Concurring opinion by:
PAUL W. GREEN, Justice.I concur in the outcome, but only very reluctantly. My concern is that relators actually have no adequate remedy by appeal.
In this mandamus action, the majority likens a forum non conveniens denial to a venue ruling. And the supreme court has repeatedly told us that the denial of motion to transfer venue is merely an incidental trial ruling which, if erroneous, is correctable on appeal. But see In re Masonite Corp., 997 S.W.2d 194 (Tex.1999). But when it is asserted that the proper forum is a foreign country, a trial court’s erroneous denial of a motion to dismiss has much broader implications than a venue ruling. Appeal cannot be an adequate remedy when the case should not have to be tried at all.
When it is clear this country has no legitimate connection to events occurring in a foreign country, our courts should decline to accept jurisdiction of cases that arise out of those events.1 There are virtually no facts in this case that favor invoking the jurisdiction of the federal or state courts in this country. A Mexican commercial airliner, whose pilot and passengers were all Mexican citizens, crashed in Mexico while on a flight between two Mexican cities. All the plaintiffs are Mexican *385citizens and all the physical evidence and witnesses are located in Mexico. Relators are involved only to the extent that one is the owner and lessor of the aircraft and the other brokered the lease of the aircraft to the Mexican operator. Neither relator has its principal place of business in Texas.
In light of the above, relators make a good case that it was an abuse of discretion for the trial court to refuse to grant the motion to dismiss. It is fundamentally unfair to require these relators to defend themselves in a trial, even if successful. To have to wait for an appellate remedy simply compounds the unfairness. It is also unfair to the State and those litigants who rightfully seek relief in the Maverick County courts that scarce court resources will be needlessly preempted, and to those hard working citizen-jurors of Maverick County who will be required to sit through a lengthy and complex case that has no relationship at all to their community or their country.
Without relief, relators will also be subject to extraordinary difficulty and undue expense associated with trying to prepare a ease for trial in this country in connection with events that occurred in another country. While it is conceded that some cases may go to trial under these circumstances, I daresay those cases do not involve matters and issues as remote to the forum as exist in this case.

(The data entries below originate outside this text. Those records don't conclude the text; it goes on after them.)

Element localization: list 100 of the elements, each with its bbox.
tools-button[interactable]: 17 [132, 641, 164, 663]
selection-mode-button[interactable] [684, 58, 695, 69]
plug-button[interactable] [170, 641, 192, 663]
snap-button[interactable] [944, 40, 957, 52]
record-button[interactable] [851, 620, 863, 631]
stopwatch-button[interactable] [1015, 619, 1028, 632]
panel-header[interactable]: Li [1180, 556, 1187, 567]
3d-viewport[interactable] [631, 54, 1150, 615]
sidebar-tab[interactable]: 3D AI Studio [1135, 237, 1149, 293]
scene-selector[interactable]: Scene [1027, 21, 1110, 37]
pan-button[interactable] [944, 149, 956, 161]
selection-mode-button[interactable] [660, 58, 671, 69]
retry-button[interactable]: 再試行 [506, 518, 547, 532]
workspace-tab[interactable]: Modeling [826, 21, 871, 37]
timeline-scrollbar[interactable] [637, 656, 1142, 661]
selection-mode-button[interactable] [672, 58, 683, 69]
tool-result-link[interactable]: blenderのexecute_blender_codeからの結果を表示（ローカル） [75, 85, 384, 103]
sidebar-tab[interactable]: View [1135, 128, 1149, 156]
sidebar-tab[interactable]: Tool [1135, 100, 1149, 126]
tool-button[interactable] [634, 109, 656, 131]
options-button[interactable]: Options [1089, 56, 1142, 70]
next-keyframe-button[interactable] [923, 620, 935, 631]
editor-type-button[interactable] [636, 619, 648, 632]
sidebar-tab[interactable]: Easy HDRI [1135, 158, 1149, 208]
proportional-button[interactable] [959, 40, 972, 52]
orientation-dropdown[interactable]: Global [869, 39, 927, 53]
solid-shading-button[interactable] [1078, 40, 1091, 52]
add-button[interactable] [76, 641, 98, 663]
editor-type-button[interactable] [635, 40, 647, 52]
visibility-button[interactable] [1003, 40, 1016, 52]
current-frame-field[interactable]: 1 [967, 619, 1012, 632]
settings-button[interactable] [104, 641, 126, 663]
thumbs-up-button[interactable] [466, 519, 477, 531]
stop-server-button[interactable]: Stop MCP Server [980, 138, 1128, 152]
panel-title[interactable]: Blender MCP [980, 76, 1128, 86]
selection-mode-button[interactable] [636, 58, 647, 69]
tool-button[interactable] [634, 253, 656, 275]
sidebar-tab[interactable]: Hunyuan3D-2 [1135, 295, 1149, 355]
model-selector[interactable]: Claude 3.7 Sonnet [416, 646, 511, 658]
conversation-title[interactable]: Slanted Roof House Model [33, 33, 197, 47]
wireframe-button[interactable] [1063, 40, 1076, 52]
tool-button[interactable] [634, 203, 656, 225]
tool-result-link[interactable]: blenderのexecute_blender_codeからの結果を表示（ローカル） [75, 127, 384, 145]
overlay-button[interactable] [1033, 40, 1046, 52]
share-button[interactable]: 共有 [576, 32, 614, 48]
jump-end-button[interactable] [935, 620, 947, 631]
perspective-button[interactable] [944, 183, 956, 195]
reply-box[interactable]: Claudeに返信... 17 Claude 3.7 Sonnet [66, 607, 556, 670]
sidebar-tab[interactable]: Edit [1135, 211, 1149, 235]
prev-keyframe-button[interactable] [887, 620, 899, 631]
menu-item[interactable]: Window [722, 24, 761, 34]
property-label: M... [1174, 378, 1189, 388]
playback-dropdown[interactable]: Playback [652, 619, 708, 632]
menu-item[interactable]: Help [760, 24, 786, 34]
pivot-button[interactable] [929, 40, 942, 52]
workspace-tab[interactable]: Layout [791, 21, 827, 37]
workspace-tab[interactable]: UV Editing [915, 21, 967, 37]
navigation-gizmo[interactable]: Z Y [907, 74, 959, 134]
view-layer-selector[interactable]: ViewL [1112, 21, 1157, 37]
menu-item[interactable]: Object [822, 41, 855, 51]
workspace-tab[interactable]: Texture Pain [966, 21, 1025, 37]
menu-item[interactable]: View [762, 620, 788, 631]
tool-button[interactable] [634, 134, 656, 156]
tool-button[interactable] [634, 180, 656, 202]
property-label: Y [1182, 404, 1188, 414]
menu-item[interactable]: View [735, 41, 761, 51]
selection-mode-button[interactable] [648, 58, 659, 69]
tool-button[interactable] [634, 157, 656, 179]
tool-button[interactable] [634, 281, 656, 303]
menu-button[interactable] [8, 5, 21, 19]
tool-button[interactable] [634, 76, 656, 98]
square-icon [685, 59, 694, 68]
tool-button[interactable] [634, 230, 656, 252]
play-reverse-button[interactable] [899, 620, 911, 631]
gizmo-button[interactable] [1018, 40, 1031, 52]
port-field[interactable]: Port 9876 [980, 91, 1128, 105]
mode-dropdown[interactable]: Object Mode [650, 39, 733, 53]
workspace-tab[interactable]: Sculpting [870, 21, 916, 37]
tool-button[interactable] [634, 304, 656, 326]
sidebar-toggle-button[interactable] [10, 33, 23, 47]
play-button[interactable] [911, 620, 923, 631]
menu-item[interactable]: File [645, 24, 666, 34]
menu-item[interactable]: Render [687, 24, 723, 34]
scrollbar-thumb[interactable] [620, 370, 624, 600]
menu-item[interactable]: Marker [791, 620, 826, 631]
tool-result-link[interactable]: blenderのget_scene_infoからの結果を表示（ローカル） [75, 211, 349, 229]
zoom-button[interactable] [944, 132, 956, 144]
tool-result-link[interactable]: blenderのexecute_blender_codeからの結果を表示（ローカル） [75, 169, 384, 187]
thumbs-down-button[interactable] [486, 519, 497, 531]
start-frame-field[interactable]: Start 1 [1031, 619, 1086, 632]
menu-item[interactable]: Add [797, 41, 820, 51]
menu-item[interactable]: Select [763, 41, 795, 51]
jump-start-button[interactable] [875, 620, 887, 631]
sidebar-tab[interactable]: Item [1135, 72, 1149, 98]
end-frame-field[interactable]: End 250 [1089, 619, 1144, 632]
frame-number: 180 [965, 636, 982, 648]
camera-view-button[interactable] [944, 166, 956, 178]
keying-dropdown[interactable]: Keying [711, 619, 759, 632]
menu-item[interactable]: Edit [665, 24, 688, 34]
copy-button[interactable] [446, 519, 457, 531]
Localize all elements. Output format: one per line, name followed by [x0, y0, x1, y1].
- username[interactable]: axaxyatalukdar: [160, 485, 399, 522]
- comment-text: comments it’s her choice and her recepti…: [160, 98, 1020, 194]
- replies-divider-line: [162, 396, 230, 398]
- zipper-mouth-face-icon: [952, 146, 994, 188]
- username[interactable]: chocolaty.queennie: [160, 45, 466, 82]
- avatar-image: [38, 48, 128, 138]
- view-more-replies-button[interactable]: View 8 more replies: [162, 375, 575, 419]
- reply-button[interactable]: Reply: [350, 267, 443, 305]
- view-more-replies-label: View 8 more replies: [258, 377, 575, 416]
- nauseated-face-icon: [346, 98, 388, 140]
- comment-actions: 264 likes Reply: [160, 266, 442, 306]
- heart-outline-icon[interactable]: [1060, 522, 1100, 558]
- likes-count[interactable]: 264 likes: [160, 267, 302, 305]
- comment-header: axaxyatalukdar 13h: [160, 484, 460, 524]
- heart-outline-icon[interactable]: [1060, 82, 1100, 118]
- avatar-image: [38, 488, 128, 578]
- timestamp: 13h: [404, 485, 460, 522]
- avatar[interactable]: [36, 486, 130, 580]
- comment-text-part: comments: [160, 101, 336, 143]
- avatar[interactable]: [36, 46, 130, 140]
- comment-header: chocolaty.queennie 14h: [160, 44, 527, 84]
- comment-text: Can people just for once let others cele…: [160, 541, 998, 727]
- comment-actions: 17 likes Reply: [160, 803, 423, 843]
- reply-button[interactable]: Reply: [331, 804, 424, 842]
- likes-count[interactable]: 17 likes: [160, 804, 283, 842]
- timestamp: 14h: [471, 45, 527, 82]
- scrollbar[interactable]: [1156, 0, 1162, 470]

Nonetheless, the legislature has not provided an interlocutory appeal for the denial of a forum non conveniens motion to dismiss; mandamus is the only possible avenue of interlocutory relief. And because the supreme court has indicated that in mandamus actions forum non conveniens cases should be treated like venue cases, the majority denies relief on the basis that there is an adequate remedy by appeal.
I concur in the majority’s ruling only because I feel constrained by what appears to be the supreme court’s intent on the issue. If relief is to be afforded to these relators or future litigants facing similar facts, the supreme court or the legislature will have to provide the mechanism.
. As Justice Hecht has noted: "The rule of forum non conveniens, properly used, does not prohibit a court from entertaining a case it ought to hear. Rather, it protects courts from being compelled to hear cases when doing so would be fundamentally unfair to the defendants or the public or both.” In re Smith Barney, Inc., 975 S.W.2d 593, 598 (Tex.1998)(quoting from his dissent in Dow Chemical Co. v. Castro Alfaro, 786 S.W.2d 674, 707 (Tex.1990)).